Energy drinks are marketed primarily to teens and young adults with the promise of increased energy, improved weight loss and better athletic performance. They are the fastest growing segment of the beverage market in the United States with billions of dollars of sales each year. However, little is known about their specific health impact on growing kids and teens. We don't really know if energy drinks are bad for kids, but we don't know if they're good, either.
Like regular soft drinks, energy drinks are mostly water and sugar, but with larger amounts of caffeine -- up to three times the amount of caffeine found in cola. Caffeine is the main active ingredient and they may also include other substances such as taurine, B-complex vitamins, and herbal supplements. The amount of caffeine in soft drinks is regulated, but some energy drinks are marketed as dietary supplements so they can legally have larger amounts of caffeine than if they were sold as soft drinks.
According to published research, small doses of caffeine can have positive effects on children by improving attention, but caffeine can also increase blood pressure and cause sleep disturbances (especially late at night -- try a bedtime snack instead of an energy drink). And more is not better. Larger doses of caffeine may reduce physical reaction time.
So, the full danger of caffeine and energy drinks isn't completely clear. Potential areas of concern for kids who consume large amounts of caffeine from energy drinks include cardiovascular effects, potential effect on bone health, and possible interactions with medications used for attention deficit hyperactivity disorder. The excess sugar may lead to weight gain and obesity and put the child at risk for developing cavities of the teeth.
Children and teens should keep their caffeine consumption to less than 100 milligrams per day, and since there is a lack of safety information, frequent energy drink consumption should be discouraged.

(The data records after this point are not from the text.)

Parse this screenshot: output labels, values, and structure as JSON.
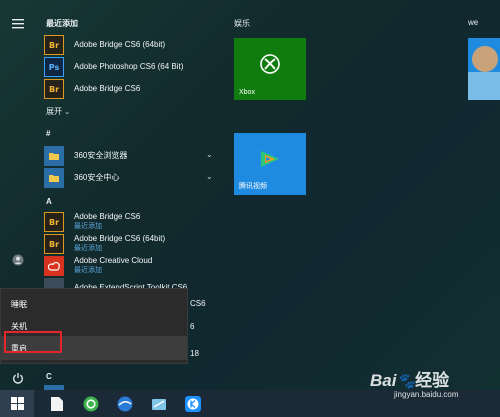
{
  "recent": {
    "header": "最近添加",
    "items": [
      {
        "label": "Adobe Bridge CS6 (64bit)",
        "icon": "Br"
      },
      {
        "label": "Adobe Photoshop CS6 (64 Bit)",
        "icon": "Ps"
      },
      {
        "label": "Adobe Bridge CS6",
        "icon": "Br"
      }
    ],
    "expand_label": "展开"
  },
  "list": {
    "hash_header": "#",
    "hash_items": [
      {
        "label": "360安全浏览器"
      },
      {
        "label": "360安全中心"
      }
    ],
    "a_header": "A",
    "a_items": [
      {
        "label": "Adobe Bridge CS6",
        "sub": "最近添加",
        "icon": "Br"
      },
      {
        "label": "Adobe Bridge CS6 (64bit)",
        "sub": "最近添加",
        "icon": "Br"
      },
      {
        "label": "Adobe Creative Cloud",
        "sub": "最近添加",
        "icon": "Cc"
      },
      {
        "label": "Adobe ExtendScript Toolkit CS6",
        "sub": "",
        "icon": "Es"
      }
    ],
    "partial_tails": [
      "CS6",
      "6",
      "18"
    ],
    "c_header": "C"
  },
  "tiles": {
    "entertainment_header": "娱乐",
    "we_header": "we",
    "xbox_label": "Xbox",
    "tencent_label": "腾讯视频"
  },
  "power_menu": {
    "sleep": "睡眠",
    "shutdown": "关机",
    "restart": "重启"
  },
  "watermark": {
    "brand": "Bai",
    "suffix": "经验",
    "url": "jingyan.baidu.com"
  },
  "colors": {
    "xbox_tile": "#107c10",
    "tencent_tile": "#1e8ae0",
    "highlight": "#e5262d",
    "accent_text": "#5aa7d9"
  }
}
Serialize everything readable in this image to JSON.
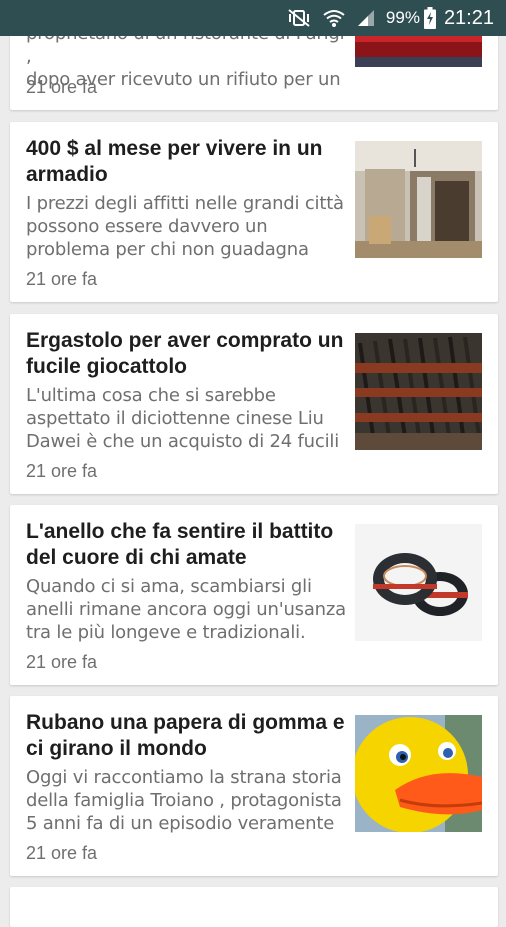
{
  "status_bar": {
    "battery_percent": "99%",
    "time": "21:21",
    "icons": [
      "vibrate-mute-icon",
      "wifi-icon",
      "signal-icon",
      "battery-charging-icon"
    ]
  },
  "articles": [
    {
      "title": "",
      "summary_line1": "propnetano di un ristorante di Parigi ,",
      "summary_line2": "dopo aver ricevuto un rifiuto per un",
      "time": "21 ore fa",
      "thumb": "red-storefront-image"
    },
    {
      "title": "400 $ al mese per vivere in un armadio",
      "summary": "I prezzi degli affitti nelle grandi città possono essere davvero un problema per chi non guadagna",
      "time": "21 ore fa",
      "thumb": "closet-room-image"
    },
    {
      "title": "Ergastolo per aver comprato un fucile giocattolo",
      "summary": "L'ultima cosa che si sarebbe aspettato il diciottenne cinese Liu Dawei è che un acquisto di 24 fucili",
      "time": "21 ore fa",
      "thumb": "rifles-rack-image"
    },
    {
      "title": "L'anello che fa sentire il battito del cuore di chi amate",
      "summary": "Quando ci si ama, scambiarsi gli anelli rimane ancora oggi un'usanza tra le più longeve e tradizionali.",
      "time": "21 ore fa",
      "thumb": "rings-image"
    },
    {
      "title": "Rubano una papera di gomma e ci girano il mondo",
      "summary": "Oggi vi raccontiamo la strana storia della famiglia Troiano , protagonista 5 anni fa di un episodio veramente",
      "time": "21 ore fa",
      "thumb": "rubber-duck-image"
    }
  ]
}
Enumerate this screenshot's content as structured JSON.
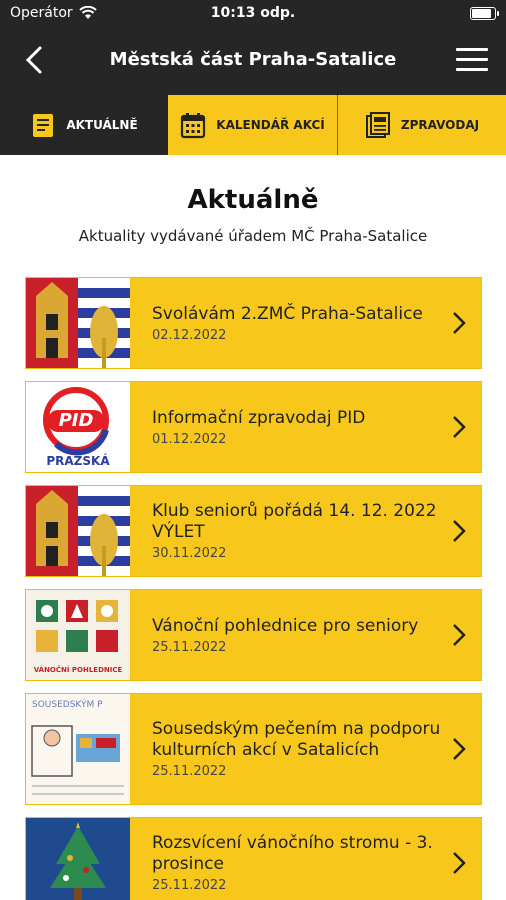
{
  "status": {
    "carrier": "Operátor",
    "time": "10:13 odp."
  },
  "nav": {
    "title": "Městská část Praha-Satalice"
  },
  "tabs": [
    {
      "label": "AKTUÁLNĚ",
      "icon": "news-icon"
    },
    {
      "label": "KALENDÁŘ AKCÍ",
      "icon": "calendar-icon"
    },
    {
      "label": "ZPRAVODAJ",
      "icon": "newsletter-icon"
    }
  ],
  "page": {
    "heading": "Aktuálně",
    "subtitle": "Aktuality vydávané úřadem MČ Praha-Satalice"
  },
  "items": [
    {
      "title": "Svolávám 2.ZMČ Praha-Satalice",
      "date": "02.12.2022",
      "thumb": "coat-of-arms"
    },
    {
      "title": "Informační zpravodaj PID",
      "date": "01.12.2022",
      "thumb": "pid-logo",
      "thumb_text": "PID",
      "thumb_caption": "PRAŽSKÁ"
    },
    {
      "title": "Klub seniorů pořádá 14. 12. 2022 VÝLET",
      "date": "30.11.2022",
      "thumb": "coat-of-arms"
    },
    {
      "title": "Vánoční pohlednice pro seniory",
      "date": "25.11.2022",
      "thumb": "christmas-cards",
      "thumb_caption": "VÁNOČNÍ POHLEDNICE"
    },
    {
      "title": "Sousedským pečením na podporu kulturních akcí v Satalicích",
      "date": "25.11.2022",
      "thumb": "drawing",
      "thumb_text": "SOUSEDSKÝM P"
    },
    {
      "title": "Rozsvícení vánočního stromu - 3. prosince",
      "date": "25.11.2022",
      "thumb": "christmas-tree"
    }
  ],
  "colors": {
    "accent": "#f7c81b",
    "dark": "#262626"
  }
}
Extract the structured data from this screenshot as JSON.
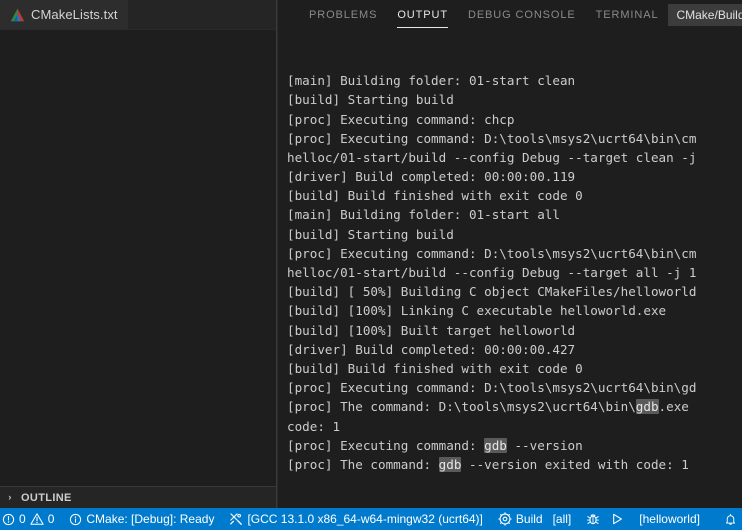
{
  "window": {
    "background": "#1e1e1e",
    "accent": "#007acc"
  },
  "sidebar": {
    "editor_tab": {
      "label": "CMakeLists.txt",
      "icon": "cmake-triangle-icon"
    },
    "outline": {
      "label": "OUTLINE",
      "chevron": "›"
    }
  },
  "panel": {
    "tabs": [
      {
        "label": "PROBLEMS",
        "active": false
      },
      {
        "label": "OUTPUT",
        "active": true
      },
      {
        "label": "DEBUG CONSOLE",
        "active": false
      },
      {
        "label": "TERMINAL",
        "active": false
      }
    ],
    "channel_selector": {
      "value": "CMake/Build",
      "icon": "chevron-down-icon"
    },
    "output_lines": [
      "[main] Building folder: 01-start clean",
      "[build] Starting build",
      "[proc] Executing command: chcp",
      "[proc] Executing command: D:\\tools\\msys2\\ucrt64\\bin\\cm",
      "helloc/01-start/build --config Debug --target clean -j",
      "[driver] Build completed: 00:00:00.119",
      "[build] Build finished with exit code 0",
      "[main] Building folder: 01-start all",
      "[build] Starting build",
      "[proc] Executing command: D:\\tools\\msys2\\ucrt64\\bin\\cm",
      "helloc/01-start/build --config Debug --target all -j 1",
      "[build] [ 50%] Building C object CMakeFiles/helloworld",
      "[build] [100%] Linking C executable helloworld.exe",
      "[build] [100%] Built target helloworld",
      "[driver] Build completed: 00:00:00.427",
      "[build] Build finished with exit code 0",
      "[proc] Executing command: D:\\tools\\msys2\\ucrt64\\bin\\gd",
      "[proc] The command: D:\\tools\\msys2\\ucrt64\\bin\\gdb.exe",
      "code: 1",
      "[proc] Executing command: gdb --version",
      "[proc] The command: gdb --version exited with code: 1"
    ],
    "search_highlight_term": "gdb"
  },
  "statusbar": {
    "problems": {
      "errors": "0",
      "warnings": "0",
      "error_icon": "error-circle-icon",
      "warning_icon": "warning-triangle-icon"
    },
    "cmake_status": {
      "label": "CMake: [Debug]: Ready",
      "icon": "info-circle-icon"
    },
    "kit": {
      "label": "[GCC 13.1.0 x86_64-w64-mingw32 (ucrt64)]",
      "icon": "tools-icon"
    },
    "build": {
      "label": "Build",
      "icon": "gear-icon"
    },
    "target": {
      "label": "[all]"
    },
    "debug": {
      "icon": "bug-icon"
    },
    "run": {
      "icon": "play-icon"
    },
    "launch_target": {
      "label": "[helloworld]"
    },
    "notification": {
      "icon": "bell-icon"
    }
  }
}
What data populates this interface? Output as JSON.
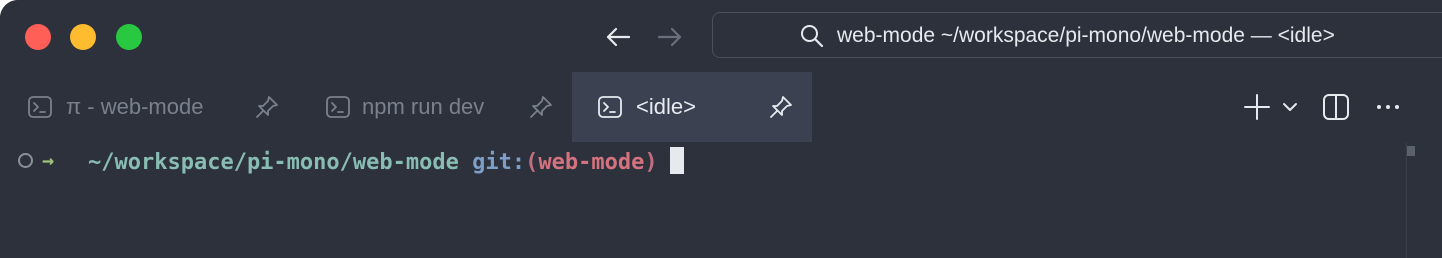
{
  "window": {
    "traffic_lights": [
      {
        "name": "close",
        "color": "#ff5f57"
      },
      {
        "name": "minimize",
        "color": "#febc2e"
      },
      {
        "name": "zoom",
        "color": "#28c840"
      }
    ]
  },
  "navigation": {
    "back_icon": "arrow-left-icon",
    "forward_icon": "arrow-right-icon"
  },
  "search": {
    "icon": "search-icon",
    "text": "web-mode ~/workspace/pi-mono/web-mode — <idle>"
  },
  "tabs": [
    {
      "label": "π - web-mode",
      "icon": "terminal-icon",
      "pin_icon": "pin-icon",
      "active": false
    },
    {
      "label": "npm run dev",
      "icon": "terminal-icon",
      "pin_icon": "pin-icon",
      "active": false
    },
    {
      "label": "<idle>",
      "icon": "terminal-icon",
      "pin_icon": "pin-icon",
      "active": true
    }
  ],
  "tabbar_actions": {
    "new_tab_icon": "plus-icon",
    "new_tab_menu_icon": "chevron-down-icon",
    "split_icon": "split-pane-icon",
    "more_icon": "more-horizontal-icon"
  },
  "terminal": {
    "prompt_symbol": "→",
    "cwd": "~/workspace/pi-mono/web-mode",
    "git_prefix": "git:",
    "paren_open": "(",
    "branch": "web-mode",
    "paren_close": ")"
  },
  "colors": {
    "background": "#2c313c",
    "active_tab": "#3b4150",
    "path": "#89bdb3",
    "git": "#7d9ec7",
    "branch": "#d4737f",
    "arrow": "#9ec07a"
  }
}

Energy Drink AlternativesWater is calorie-free, needs no artificial preservatives or flavorings, and is inexpensive. Most tap water is safe to drink and filtered drinking water is available in large bottles in most grocery stores. Fruit juice can be a good source of vitamins and minerals, but it can have as many calories per serving as sugary soft drinks, so you have to keep an eye on the serving size. Low-fat and non-fat milk are nutritious drinks and they give kids calcium and vitamin D they need for strong bones, healthy teeth, and normal nerve and muscle function. Kids who can't drink milk might try soy milk, rice milk or almond milk. These beverages are usually fortified with calcium and vitamin D - but read the label to be sure.
Cinteza E. "Update in pediatrics: to take or not to take soft drinks, sports or energy drinks?" Maedica (Buchar). 2011 Apr;6(2):157-8.
Seifert SM, Schaechter JL, Hershorin ER, Lipshultz SE. "Health Effects of Energy Drinks on Children, Adolescents, and Young Adults." Pediatrics. 2011 Feb 14.